What are essential oils?
Essential oils are called mixtures of volatile, aromatic substances. From the point of view of chemistry, essential oils are multicomponent organic compounds of terpenes, alcohols, aldehydes, ketones and other substances. The ability to produce essential oils is not equally expressed in all plants, they are mostly produced from plants with essential oil. The amount of essential oils in plants varies widely - from thousands of percent to 25%. The accumulation of essential oils is influenced by various factors: climate, light, soil, plant development phase, age and others. Essential oils accumulate in plants in various formations.
The use of essential oils as aromatic substances has a long history. The name of this group of substances was given in the 18th century, when nothing was known about their chemical composition.

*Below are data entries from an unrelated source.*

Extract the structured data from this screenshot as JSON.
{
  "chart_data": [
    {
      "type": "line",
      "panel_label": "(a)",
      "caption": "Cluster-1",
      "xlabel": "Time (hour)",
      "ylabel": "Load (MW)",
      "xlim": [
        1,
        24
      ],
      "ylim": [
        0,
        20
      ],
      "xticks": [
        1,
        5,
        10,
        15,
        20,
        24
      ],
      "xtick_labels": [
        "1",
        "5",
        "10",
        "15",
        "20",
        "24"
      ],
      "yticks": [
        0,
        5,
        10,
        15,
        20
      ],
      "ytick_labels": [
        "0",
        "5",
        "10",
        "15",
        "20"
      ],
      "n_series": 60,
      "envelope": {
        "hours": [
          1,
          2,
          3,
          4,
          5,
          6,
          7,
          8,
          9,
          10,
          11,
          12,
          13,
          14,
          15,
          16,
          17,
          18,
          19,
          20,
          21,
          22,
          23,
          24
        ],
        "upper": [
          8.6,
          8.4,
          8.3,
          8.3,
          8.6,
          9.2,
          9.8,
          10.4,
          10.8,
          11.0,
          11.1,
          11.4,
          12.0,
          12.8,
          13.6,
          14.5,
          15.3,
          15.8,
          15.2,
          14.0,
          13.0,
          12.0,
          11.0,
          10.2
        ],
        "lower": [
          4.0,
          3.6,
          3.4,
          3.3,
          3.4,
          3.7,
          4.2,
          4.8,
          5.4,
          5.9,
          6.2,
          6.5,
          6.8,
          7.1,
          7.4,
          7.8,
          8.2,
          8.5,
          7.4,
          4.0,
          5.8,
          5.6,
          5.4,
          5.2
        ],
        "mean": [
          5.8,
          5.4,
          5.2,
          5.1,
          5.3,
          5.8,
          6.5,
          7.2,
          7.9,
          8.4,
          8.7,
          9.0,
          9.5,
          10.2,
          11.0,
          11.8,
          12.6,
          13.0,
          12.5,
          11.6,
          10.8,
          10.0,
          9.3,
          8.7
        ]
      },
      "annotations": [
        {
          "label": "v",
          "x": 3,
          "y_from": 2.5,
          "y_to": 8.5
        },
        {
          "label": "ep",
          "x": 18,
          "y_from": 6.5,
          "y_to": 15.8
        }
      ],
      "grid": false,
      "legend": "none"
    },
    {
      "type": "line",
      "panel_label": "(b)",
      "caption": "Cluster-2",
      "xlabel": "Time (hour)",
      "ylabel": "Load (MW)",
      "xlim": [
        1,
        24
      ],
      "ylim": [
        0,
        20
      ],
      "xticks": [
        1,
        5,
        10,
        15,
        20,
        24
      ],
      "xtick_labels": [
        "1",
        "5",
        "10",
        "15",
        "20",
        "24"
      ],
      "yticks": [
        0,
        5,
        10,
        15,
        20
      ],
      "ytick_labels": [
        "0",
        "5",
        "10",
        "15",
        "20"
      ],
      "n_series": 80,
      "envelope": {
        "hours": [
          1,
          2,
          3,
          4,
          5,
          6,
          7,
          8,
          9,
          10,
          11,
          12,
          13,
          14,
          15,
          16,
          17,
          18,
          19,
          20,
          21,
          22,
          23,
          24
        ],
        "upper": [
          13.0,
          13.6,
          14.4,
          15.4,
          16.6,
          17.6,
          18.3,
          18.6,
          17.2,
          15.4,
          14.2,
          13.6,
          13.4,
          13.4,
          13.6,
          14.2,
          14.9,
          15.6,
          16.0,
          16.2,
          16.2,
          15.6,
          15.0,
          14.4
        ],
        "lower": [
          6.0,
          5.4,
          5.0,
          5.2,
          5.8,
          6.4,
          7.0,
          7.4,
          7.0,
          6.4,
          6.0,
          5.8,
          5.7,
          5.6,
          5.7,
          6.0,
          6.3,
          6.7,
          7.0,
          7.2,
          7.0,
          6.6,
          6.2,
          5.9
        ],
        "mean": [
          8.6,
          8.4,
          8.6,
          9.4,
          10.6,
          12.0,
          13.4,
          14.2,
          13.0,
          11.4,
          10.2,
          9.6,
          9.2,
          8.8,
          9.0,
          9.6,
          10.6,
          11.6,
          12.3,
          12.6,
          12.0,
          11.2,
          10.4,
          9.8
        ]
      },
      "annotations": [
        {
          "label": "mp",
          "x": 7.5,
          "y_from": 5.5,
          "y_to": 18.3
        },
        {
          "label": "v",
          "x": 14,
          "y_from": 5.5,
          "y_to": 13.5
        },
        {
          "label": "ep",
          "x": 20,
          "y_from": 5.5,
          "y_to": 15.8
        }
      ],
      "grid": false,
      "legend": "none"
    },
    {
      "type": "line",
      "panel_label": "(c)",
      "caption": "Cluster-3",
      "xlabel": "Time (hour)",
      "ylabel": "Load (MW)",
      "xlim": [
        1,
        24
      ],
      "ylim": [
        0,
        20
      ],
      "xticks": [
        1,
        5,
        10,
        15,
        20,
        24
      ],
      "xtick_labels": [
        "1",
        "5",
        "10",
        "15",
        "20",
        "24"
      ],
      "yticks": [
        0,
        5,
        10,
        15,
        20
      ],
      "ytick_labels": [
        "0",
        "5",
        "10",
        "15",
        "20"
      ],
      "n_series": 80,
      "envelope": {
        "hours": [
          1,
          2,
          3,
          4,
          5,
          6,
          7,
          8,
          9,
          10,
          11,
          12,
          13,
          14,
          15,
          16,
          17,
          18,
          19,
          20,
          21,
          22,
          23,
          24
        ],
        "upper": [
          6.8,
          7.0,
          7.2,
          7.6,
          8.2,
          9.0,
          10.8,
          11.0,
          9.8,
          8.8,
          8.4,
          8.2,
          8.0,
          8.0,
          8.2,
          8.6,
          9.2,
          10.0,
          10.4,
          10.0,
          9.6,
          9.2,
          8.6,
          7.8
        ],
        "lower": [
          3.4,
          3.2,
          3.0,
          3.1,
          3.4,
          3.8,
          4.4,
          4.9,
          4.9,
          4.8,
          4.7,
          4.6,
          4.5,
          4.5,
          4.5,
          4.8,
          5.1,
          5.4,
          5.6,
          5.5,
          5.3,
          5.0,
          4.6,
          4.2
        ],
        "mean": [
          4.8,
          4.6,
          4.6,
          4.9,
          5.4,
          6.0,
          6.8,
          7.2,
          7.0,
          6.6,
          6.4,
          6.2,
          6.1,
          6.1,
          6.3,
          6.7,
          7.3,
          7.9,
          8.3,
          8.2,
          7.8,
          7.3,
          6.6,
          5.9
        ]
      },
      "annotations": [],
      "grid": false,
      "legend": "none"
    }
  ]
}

They were called basic because they are highly volatile, and oils, because they are greasy to the touch, do not mix with water and are lighter than it.
There are several methods for extracting essential oils from plants:
- distillation of raw materials by steam or water
- pressing (squeezing) - applicable to raw materials rich in essential oils (citrus fruits)
- adsorption based on the property of fats to absorb essential oils evaporating from the flowers - applicable to plants whose delicate odor changes during distillation.
- absorption by activated charcoal and subsequent extraction with alcohol - fat-free absorption method
maceration based on the ability of essential oils to dissolve in fats and consists of infusing flowers with oil
- extraction of essential oil with low-boiling liquids, which are then distilled
The most common method of distillation of raw materials by water-steam method.